Les dangers de l’oxygène dissous

 

Impact sur la qualité sensorielle et la conservation

L’oxygène dissous dans la bière peut altérer significativement ses caractéristiques sensorielles. Même une exposition minimale peut provoquer des réactions d’oxydation initialement invisibles, mais qui se traduisent rapidement par des changements de goût, d’arôme et d’apparence, ainsi que de stabilité et donc de durée de conservation. Ces altérations incluent des goûts de carton, de brulé, de métallique, ainsi que des modifications de la couleur et de l’arôme.
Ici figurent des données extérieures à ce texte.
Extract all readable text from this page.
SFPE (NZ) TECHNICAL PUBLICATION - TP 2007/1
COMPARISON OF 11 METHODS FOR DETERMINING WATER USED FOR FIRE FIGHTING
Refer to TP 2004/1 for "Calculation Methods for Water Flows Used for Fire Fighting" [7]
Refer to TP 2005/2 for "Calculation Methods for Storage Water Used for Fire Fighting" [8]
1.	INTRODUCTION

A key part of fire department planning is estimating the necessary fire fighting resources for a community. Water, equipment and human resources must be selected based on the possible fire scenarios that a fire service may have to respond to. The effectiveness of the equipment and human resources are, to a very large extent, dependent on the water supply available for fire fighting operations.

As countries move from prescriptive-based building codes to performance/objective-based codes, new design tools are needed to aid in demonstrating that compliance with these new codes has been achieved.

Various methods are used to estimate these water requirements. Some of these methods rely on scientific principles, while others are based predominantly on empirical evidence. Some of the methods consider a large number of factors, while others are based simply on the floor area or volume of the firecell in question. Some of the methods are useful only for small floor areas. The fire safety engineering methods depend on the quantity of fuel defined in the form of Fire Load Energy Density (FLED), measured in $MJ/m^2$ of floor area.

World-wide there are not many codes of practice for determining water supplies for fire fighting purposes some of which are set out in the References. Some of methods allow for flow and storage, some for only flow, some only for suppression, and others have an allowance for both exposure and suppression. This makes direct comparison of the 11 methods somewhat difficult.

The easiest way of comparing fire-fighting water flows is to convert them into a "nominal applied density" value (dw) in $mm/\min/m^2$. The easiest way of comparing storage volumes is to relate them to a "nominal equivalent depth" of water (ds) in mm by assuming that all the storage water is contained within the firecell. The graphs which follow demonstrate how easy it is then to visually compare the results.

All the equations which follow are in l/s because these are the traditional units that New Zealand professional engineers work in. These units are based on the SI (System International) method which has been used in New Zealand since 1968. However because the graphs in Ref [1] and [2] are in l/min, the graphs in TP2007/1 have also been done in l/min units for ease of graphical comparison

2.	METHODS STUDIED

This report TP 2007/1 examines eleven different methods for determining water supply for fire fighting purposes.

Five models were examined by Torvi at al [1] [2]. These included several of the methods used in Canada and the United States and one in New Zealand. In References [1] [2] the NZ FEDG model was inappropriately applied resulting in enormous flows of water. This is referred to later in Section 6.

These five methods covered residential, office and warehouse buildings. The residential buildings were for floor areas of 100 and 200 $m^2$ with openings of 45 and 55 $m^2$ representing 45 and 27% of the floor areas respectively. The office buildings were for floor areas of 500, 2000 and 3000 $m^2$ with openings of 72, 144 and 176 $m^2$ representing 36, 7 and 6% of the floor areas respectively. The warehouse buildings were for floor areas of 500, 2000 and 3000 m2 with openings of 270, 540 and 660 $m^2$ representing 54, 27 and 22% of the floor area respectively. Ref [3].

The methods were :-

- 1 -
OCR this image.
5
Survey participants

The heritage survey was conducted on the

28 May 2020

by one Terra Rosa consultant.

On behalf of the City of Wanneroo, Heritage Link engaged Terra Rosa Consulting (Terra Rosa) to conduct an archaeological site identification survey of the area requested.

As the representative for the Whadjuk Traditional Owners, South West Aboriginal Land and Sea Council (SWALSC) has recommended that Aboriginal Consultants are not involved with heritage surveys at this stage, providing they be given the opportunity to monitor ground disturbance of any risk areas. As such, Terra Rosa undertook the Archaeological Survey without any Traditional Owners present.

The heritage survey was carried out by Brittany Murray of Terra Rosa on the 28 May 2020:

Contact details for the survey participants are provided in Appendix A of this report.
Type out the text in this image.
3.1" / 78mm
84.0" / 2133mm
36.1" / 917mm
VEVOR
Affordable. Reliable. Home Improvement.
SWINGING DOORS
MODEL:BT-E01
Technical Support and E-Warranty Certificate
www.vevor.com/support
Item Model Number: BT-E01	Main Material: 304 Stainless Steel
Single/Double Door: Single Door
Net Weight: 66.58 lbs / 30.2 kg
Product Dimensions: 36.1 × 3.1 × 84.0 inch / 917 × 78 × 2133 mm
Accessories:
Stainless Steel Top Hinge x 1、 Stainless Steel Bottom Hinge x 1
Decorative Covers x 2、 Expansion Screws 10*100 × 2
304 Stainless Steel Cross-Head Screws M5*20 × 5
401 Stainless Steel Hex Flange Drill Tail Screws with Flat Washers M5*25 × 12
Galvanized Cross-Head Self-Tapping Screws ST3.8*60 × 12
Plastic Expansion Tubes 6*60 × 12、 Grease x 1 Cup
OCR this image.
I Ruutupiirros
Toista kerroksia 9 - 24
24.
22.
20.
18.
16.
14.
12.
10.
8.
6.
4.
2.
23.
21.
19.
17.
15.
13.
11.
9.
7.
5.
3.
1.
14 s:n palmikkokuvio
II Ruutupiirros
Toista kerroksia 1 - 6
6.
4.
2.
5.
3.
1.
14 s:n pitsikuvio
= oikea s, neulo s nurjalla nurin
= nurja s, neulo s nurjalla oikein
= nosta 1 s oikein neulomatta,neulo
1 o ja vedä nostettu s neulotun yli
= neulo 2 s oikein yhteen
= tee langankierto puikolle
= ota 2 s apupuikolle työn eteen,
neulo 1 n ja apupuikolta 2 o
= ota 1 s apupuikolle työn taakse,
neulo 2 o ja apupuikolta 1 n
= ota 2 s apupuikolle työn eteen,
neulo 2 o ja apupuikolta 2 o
Les bières houblonnées à cru sont particulièrement vulnérables en raison de la grande volatilité des composés aromatiques issus du houblon. L’oxydation peut ainsi rendre ces bières fades, privées de leurs notes aromatiques caractéristiques. Elle peut également entraîner une réduction de l'amertume par décomposition des acides iso-alpha.

 

Cas particulier des bières maltées et alcoolisées

Certaines bières, comme les bières maltées ou très alcoolisées, peuvent tirer parti de l’oxydation dans des conditions contrôlées, notamment lors d’un vieillissement en fût. L’oxygène favorise alors le développement de saveurs complexes qui enrichissent le profil de la bière.

 

oxygene o2 brassage biere

 

Le rôle de l'oxygène pendant le brassage

 

Au cours du maltage, l’oxygène est essentiel pour la germination et la croissance de l'orge. Il favorise la germination en évitant l’accumulation de dioxyde de carbone, garantissant ainsi une qualité optimale du malt.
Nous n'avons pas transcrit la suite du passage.